SELECT rvbbit.create_operator(
op_name => 'is_escalation',
op_arg_names => ARRAY['message'],
op_arg_types => ARRAY['text'],
op_return_type => 'bool',
op_system => 'Reply YES if this support message needs escalation.',
op_user => '{{ message }}',
op_parser => 'yes_no',
op_model => 'openai/gpt-5.4-mini',
op_max_tokens => 4
);
Call it directly:
SELECT ticket_id
FROM support_tickets
WHERE rvbbit.is_escalation(body);
The core extension seeds LLM-backed versions of means, about, classify,
extract, summarize, and a few others as editable rows, so they work before
you install anything.
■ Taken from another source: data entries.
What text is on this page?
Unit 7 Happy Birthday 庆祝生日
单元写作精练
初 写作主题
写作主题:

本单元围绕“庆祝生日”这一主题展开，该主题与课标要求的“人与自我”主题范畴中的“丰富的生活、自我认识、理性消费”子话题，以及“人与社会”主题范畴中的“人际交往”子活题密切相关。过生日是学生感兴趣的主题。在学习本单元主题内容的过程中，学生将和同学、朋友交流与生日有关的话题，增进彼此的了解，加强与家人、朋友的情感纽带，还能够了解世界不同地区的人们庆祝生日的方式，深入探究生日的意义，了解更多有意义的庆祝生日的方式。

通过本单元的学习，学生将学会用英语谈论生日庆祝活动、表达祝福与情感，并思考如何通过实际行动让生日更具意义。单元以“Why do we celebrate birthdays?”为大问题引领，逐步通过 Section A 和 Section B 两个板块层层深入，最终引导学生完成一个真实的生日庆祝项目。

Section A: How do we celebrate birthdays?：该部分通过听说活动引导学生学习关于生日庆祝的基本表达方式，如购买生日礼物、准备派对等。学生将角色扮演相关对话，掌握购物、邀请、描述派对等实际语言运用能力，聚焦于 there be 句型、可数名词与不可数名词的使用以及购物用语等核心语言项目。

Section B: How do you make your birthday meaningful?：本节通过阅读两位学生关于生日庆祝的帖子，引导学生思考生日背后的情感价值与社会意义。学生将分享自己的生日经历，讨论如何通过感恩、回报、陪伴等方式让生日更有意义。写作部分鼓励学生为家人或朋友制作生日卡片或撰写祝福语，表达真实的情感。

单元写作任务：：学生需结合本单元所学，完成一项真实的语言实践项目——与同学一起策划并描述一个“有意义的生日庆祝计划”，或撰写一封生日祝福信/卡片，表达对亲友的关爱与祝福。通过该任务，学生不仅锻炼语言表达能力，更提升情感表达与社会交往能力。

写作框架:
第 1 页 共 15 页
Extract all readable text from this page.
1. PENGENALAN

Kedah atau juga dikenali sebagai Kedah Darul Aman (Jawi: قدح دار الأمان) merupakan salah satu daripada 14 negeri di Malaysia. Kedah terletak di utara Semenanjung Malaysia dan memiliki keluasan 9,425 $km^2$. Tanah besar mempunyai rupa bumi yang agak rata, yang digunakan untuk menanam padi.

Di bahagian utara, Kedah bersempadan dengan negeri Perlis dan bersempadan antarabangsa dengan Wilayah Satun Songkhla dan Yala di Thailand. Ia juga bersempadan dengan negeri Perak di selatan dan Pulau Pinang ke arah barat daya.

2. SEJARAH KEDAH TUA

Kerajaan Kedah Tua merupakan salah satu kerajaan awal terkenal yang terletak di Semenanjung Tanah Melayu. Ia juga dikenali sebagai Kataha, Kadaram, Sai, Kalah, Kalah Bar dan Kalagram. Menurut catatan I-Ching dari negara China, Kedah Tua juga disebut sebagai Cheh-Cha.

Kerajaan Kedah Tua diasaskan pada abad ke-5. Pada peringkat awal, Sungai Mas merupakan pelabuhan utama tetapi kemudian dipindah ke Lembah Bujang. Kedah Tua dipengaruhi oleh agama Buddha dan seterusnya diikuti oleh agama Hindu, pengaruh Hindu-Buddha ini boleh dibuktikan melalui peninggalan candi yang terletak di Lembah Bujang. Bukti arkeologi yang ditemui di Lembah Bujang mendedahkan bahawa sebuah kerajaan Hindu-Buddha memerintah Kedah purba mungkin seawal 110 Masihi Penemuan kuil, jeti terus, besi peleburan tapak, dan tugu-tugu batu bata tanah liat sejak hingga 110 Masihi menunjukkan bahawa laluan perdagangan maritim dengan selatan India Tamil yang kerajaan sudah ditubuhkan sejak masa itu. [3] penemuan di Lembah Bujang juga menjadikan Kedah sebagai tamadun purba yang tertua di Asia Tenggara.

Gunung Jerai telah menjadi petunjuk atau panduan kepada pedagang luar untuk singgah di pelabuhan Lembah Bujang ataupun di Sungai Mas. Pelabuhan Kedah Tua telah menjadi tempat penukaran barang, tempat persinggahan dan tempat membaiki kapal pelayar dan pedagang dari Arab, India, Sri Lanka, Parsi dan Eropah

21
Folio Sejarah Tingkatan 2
Capability packs add
local-specialist-backed versions of some of those same names (a reranker behind
means/about, DeBERTa behind classify, GLiNER behind extract) plus
pack-only names like extract_pii() and semantic_score() that exist only after
the pack is installed. See
Capability Packs
for which name comes from where. The default op_model literal is
'openai/gpt-5.4-mini'.
Flow Control#
Operators can add guardrails without leaving SQL. Flow control is attached
separately from create_operator, with one call per concern (pass NULL to
clear, then run rvbbit.judgment_purge('<op>')):
rvbbit.set_operator_retry(op_name, retry_config)— re-run on model failures or invalid outputs,rvbbit.set_operator_wards(op_name, wards_config)— pre/post validation gates,rvbbit.set_operator_takes(op_name, takes_config)— multi-take ensembles for higher confidence,op_testsstored with the operator definition (run withrvbbit.run_tests).
The important operational idea is that prompts are not hidden in application code. They are inspectable and editable in Postgres.
SELECT name,
return_type,
model,
retry IS NOT NULL AS has_retry,
wards IS NOT NULL AS has_wards,
takes IS NOT NULL AS has_takes
FROM rvbbit.operators
ORDER BY name;
Embeddings#
Use embeddings directly:
SELECT rvbbit.embed('customer asks for cancellation after outage');
Or search table text:
SELECT *
FROM rvbbit.knn_text(
'support_tickets'::regclass,
'body',
'renewal risk after outage',
10
);
The optional Lance vector tier (part of storage acceleration) can speed up some table-local vector paths, but embeddings remain a semantic SQL feature first; the heap stays the source of truth. See Semantic Functions for the full set of retrieval, clustering, and extraction primitives.
Knowledge Graph#
The KG gives semantic work a durable memory surface:
SELECT rvbbit.kg_assert_node('customer', 'Acme Corp');
SELECT rvbbit.kg_assert_edge(
subject_kind => 'customer',
subject_label => 'Acme Corp',
predicate => 'reported',
object_kind => 'issue',
object_label => 'late shipment'
);
Then retrieve context:
SELECT *
FROM rvbbit.kg_context(
node_kind => 'customer',
node_label => 'Acme Corp',
max_depth => 2
);
See Knowledge Graph for entity resolution, triple extraction, and the full helper set.
MCP Tools#
MCP servers can be registered and called from SQL:
SELECT rvbbit.register_mcp_server(
server_name => 'github',
server_transport => 'stdio',
server_command => 'npx',
server_args => ARRAY['-y', '@modelcontextprotocol/server-github']
);
SELECT rvbbit.refresh_mcp_server('github');
Call a tool:
SELECT rvbbit.mcp_call(
'github',
'search_repositories',
'{"query":"postgres extension datafusion"}'::jsonb
);
MCP servers run through the mcp-gateway Warren runtime. See MCP
for registration, gateway setup, and generating per-tool SQL wrappers.
Costs And Receipts#
Semantic SQL needs production accounting. RVBBIT records receipts and cost events so operators are observable:
SELECT rvbbit.receipt_queue_pending();
SELECT rvbbit.flush_receipt_queue(1000);
SELECT rvbbit.cost_audit_summary();
Every operator call writes a row to rvbbit.receipts (one receipt can span
several sub-calls); cost facts land in rvbbit.cost_events. Per-operator
rollups are available via rvbbit.judgment_stats('<op>'). See
Receipts & Costs for the full ledger, views, and rate
configuration.
Cost policy belongs near operator design. A powerful operator that is cheap on one model can become dangerous if a backend default changes silently.